For Love of Country
  1. Strand PHIL.I Definitions of Philanthropy
    1. Standard DP 01. Define Philanthropy
      1. Benchmark MS.1 Define philanthropy as individuals and organizations providing their time, talent, and/or treasures intended for the common good throughout history and around the world. Give examples.
    2. Standard DP 04. Operational Characteristics of Nonprofit Organizations
      1. Benchmark MS.1 State the purpose of a mission statement and describe how civil society organization mission statements relate to philanthropy.
  2. Strand PHIL.II Philanthropy and Civil Society
    1. Standard PCS 01. Self, citizenship, and society
      1. Benchmark MS.4 Describe the characteristics of someone who helps others.
    2. Standard PCS 05. Philanthropy and Government
      1. Benchmark MS.6 Describe how the founding documents and fundamental democratic principles encourage citizens to act philanthropically.
  3. Strand PHIL.III Philanthropy and the Individual
    1. Standard PI 01. Reasons for Individual Philanthropy
      1. Benchmark MS.4 Identify and describe the actions of how citizens act for the common good.
This lesson describes the military's role in our country and highlights service to country as one of the most sacrificial forms of "voluntary action intended for the common good." 
Focus question: What is a citizen's responsibility to participate in civil society?
Duration: 
PrintTwo 40-Minute Class periods
Objectives: 

The learner will:

  • understand the history of the Armed Forces and of the state militias, in times of conscription and volunteer service.
  • identify and understand the roles of the service branches of the U.S. military and of the state National Guard.
  • research initiatives to support veterans and/or service members and their families.
  • recognize the role of philanthropic organizations in supporting those who serve our country.
  • plan and carry out a plan to support the troops with letters or another advocacy.
Materials: 
  • A Brief History of the Military in America (Handout A)
  • U.S. history textbooks
  • newspaper articles (paper or online)
  • stationery and envelopes
Home Connection: 

Students will ask their parents if any relatives or neighbors currently serve in the Armed Forces. If so, students may wish to share their names and connections with the class. Likewise if any parents are currently serving or are veterans, they should be invited to class at a convenient time to discuss their experience.

Instructions: 
Print
  1. Anticipatory Set:

    Put the following quote on the chalkboard. Let the learners discuss what the quote might mean and who might have said it.

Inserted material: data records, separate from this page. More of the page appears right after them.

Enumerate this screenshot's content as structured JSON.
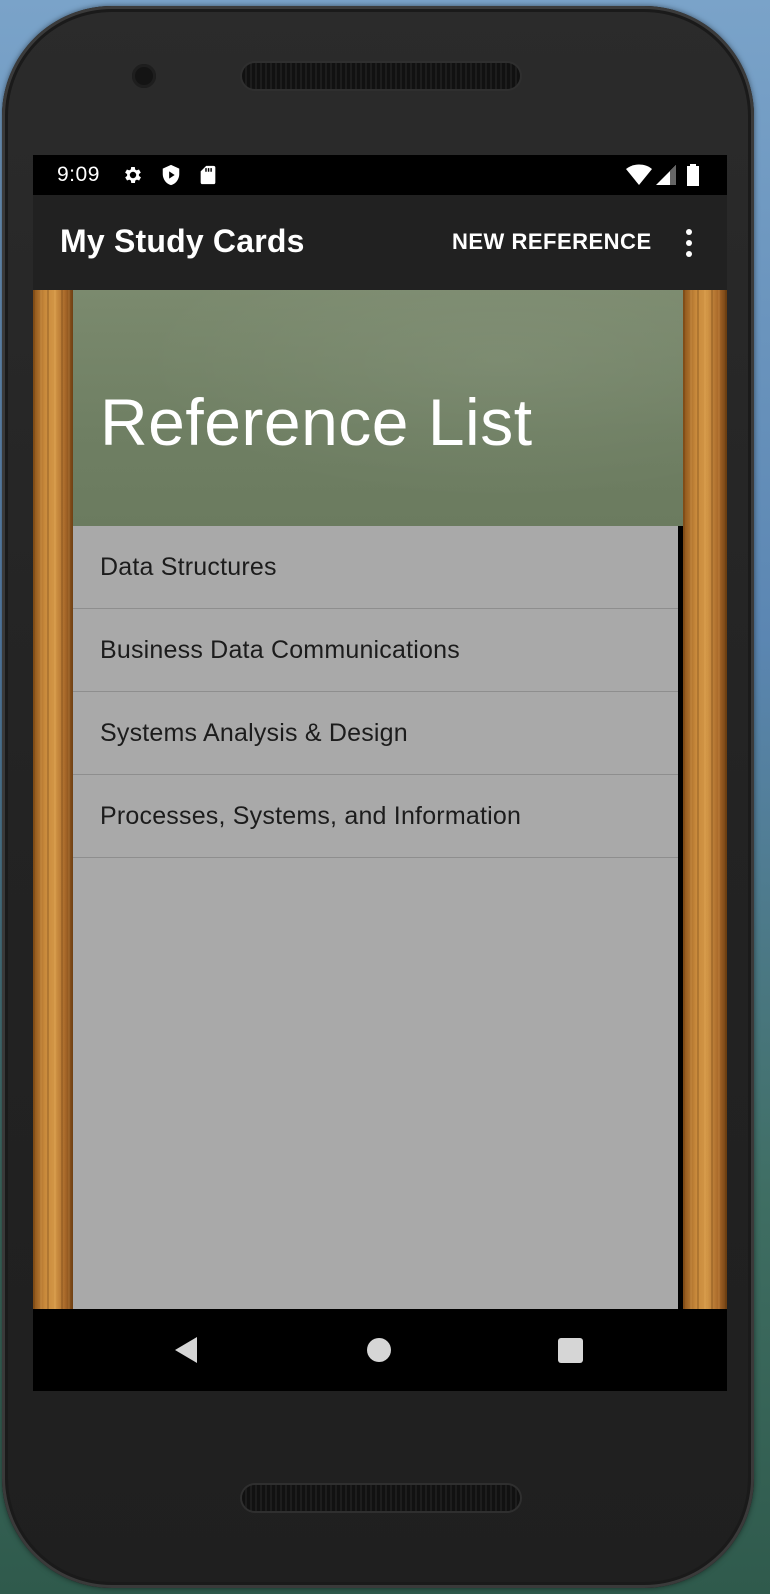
{
  "status_bar": {
    "time": "9:09",
    "left_icons": [
      "settings-icon",
      "shield-play-icon",
      "sd-card-icon"
    ],
    "right_icons": [
      "wifi-icon",
      "cell-signal-icon",
      "battery-icon"
    ]
  },
  "app_bar": {
    "title": "My Study Cards",
    "action_label": "NEW REFERENCE",
    "overflow_icon": "more-vert-icon"
  },
  "header": {
    "title": "Reference List"
  },
  "references": [
    {
      "label": "Data Structures"
    },
    {
      "label": "Business Data Communications"
    },
    {
      "label": "Systems Analysis & Design"
    },
    {
      "label": "Processes, Systems, and Information"
    }
  ],
  "nav_bar": {
    "icons": [
      "back-icon",
      "home-icon",
      "recents-icon"
    ]
  },
  "colors": {
    "app_bar": "#212121",
    "chalkboard": "#72826a",
    "list_background": "#a9a9a9",
    "wood": "#c98a3c"
  }
}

    “I only regret that I have but one life to give for my country.”

    Explain that Nathan Hale was a teacher and a captain in the Continental Army during the Revolutionary War, who was captured by the British and admitted being a spy for General George Washington. British General William Howe ordered the execution of Hale, who was hanged the next day. Hale's famous quote was first reported in the memoirs of his friend, William Hull, who wasn’t present at the hanging but said he heard the quotation from a British officer who was present. Another British officer who witnessed Hale’s execution wrote in his memoir that Hale’s final words were, “It is the duty of every good officer to obey any orders given him by his commander-in-chief.” It is certainly possible that Hale said something along the lines of “I have but one life to give” because, as a student at Yale University, Hale was fond of this line from Joseph Addison’s 1713 play, Cato: “What pity is it that we can die but once to serve our country.” Although Hale's spying mission ended in failure, his patriotism made him a hero among the colonists fighting for independence.

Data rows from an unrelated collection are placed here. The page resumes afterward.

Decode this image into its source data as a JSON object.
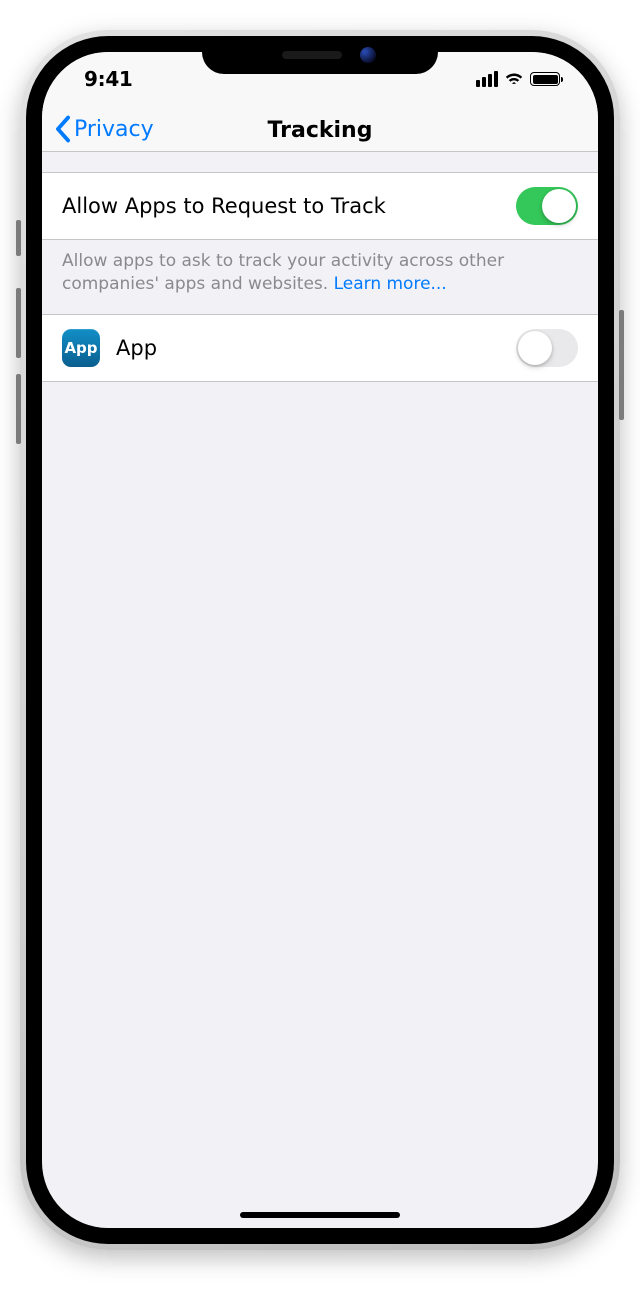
{
  "status_bar": {
    "time": "9:41"
  },
  "nav": {
    "back_label": "Privacy",
    "title": "Tracking"
  },
  "settings": {
    "allow_request": {
      "label": "Allow Apps to Request to Track",
      "enabled": true
    },
    "description": "Allow apps to ask to track your activity across other companies' apps and websites. ",
    "learn_more": "Learn more...",
    "apps": [
      {
        "icon_text": "App",
        "name": "App",
        "tracking_enabled": false
      }
    ]
  }
}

  2. Have the students work in groups with textbooks and internet. Ask them to find other examples from history or from current events in which people have given their lives or made other significant sacrifices for their country. Have each group share one of their examples.

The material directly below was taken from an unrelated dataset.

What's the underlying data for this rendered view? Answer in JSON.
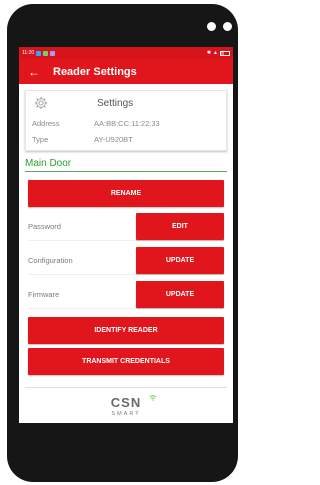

  3. Distribute Handout, “A Brief History of the Military in the United States,” for students to take home and complete that evening as homework.

  4. Day Two

  5. Discuss service to one's country as a form of philanthropy. Define philanthropy as "giving time, talent, or treasure and taking action for the common good."

  6. Give students a brief overview of the many nonprofit organizations that exist to support soldiers, veterans, and their families (do a Google search). Discuss the role of these nonprofits and how they get their start and funding (read several "about" statements on their websites).

  7. Using a group decision-making process, choose one of the programs that forwards mail to service members.

  8. Have each student write a personalized letter expressing gratitude for that person’s service. The letters should demonstrate the student’s knowledge of the history and role of the member’s service branch. Letters should comply with style and usage guidelines for personal letters.

  9. Allow enough time so that students can write a rough draft that can be checked for grammar, spelling, word choice, etc., then polished into a final copy. Send the letters to the nonprofit organization selected.

  10. Reflect on how it felt to write the letter.

Assessment: 

Students will complete a short reading assignment at home and may be graded on the four short answer questions that accompany the reading. Students may also receive a grade for letters they write to service members. These should be assessed not only for content, but spelling, grammar, and proper letter format.